Hewlett-Packard released its home DeskJet inkjet printer in 1988. These printers spray liquid ink onto the page through printheads. Home laserjet printers followed shortly after. They use lasers to create static electricity to attract and melt toner onto the paper.
And here we are, thirty-five years later, with pretty much the same printer technology. Although now, you might also consider a multifunction (all-in-one) printer. These print documents and can often also scan, copy, fax, and email documents.
But we're still saddled with clogged inkjets and leaking ink cartridges, plus paper jams, or a printer that can’t recognize the paper that you’ve now taken in and out of the tray 16 times in a row. Why?
Manufacturer priorities for printers
Printer manufacturers often lose money selling you the printer. Printer technology is quite complicated, but you’re getting the device for the price of parts. That’s because the manufacturer banks on making their money back on the sale of the ink.
Because they’re looking to make money off ink sales, printer users now endure:
- ink cartridges that run out quickly – yes, they’re putting less ink in their cartridges these days;
- printers designed not to work as well if you use off-brand cartridges;
- having to perform printer maintenance that uses up more ink.

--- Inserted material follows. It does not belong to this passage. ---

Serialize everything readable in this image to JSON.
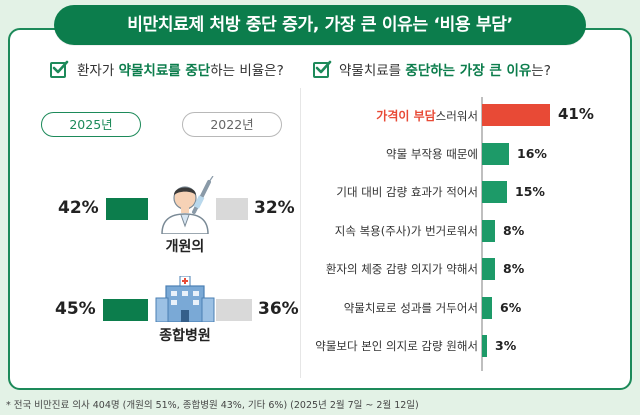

Even if you do invest in top-quality, on-brand ink, you could still encounter problems. Connectivity issues or error messages when you change paper are common.
That’s because the internal workings of the printer can be outsourced to the lowest bidder. Printer longevity is not the goal, so there’s less incentive to develop robust networking components or print drivers.
Plus, printing is hard
It’s not all down to printer manufacturer choices. Printing is a complicated process. Many moving parts need fine-tuning to apply the right pressure and position the ink. Plus, people could be using glossy photo paper one minute and recycled paper the next. At the same time, humidity or air that is too dry can also impact the paper and how the printer can move it around.
So, what can you do? Prefer a laser printer, which uses dry powder, if you’re going to print mostly in black and white. You’ll pay more upfront, but you’re no longer hostage to the ink-cartridge dilemma. If you need to do color prints, you might find it’s cheaper to actually go to your local print shop or big-box store.
If your Wi-Fi connectivity conks out, connect the USB cable that shipped with the printer. It may not be as pretty, but it will get the job done.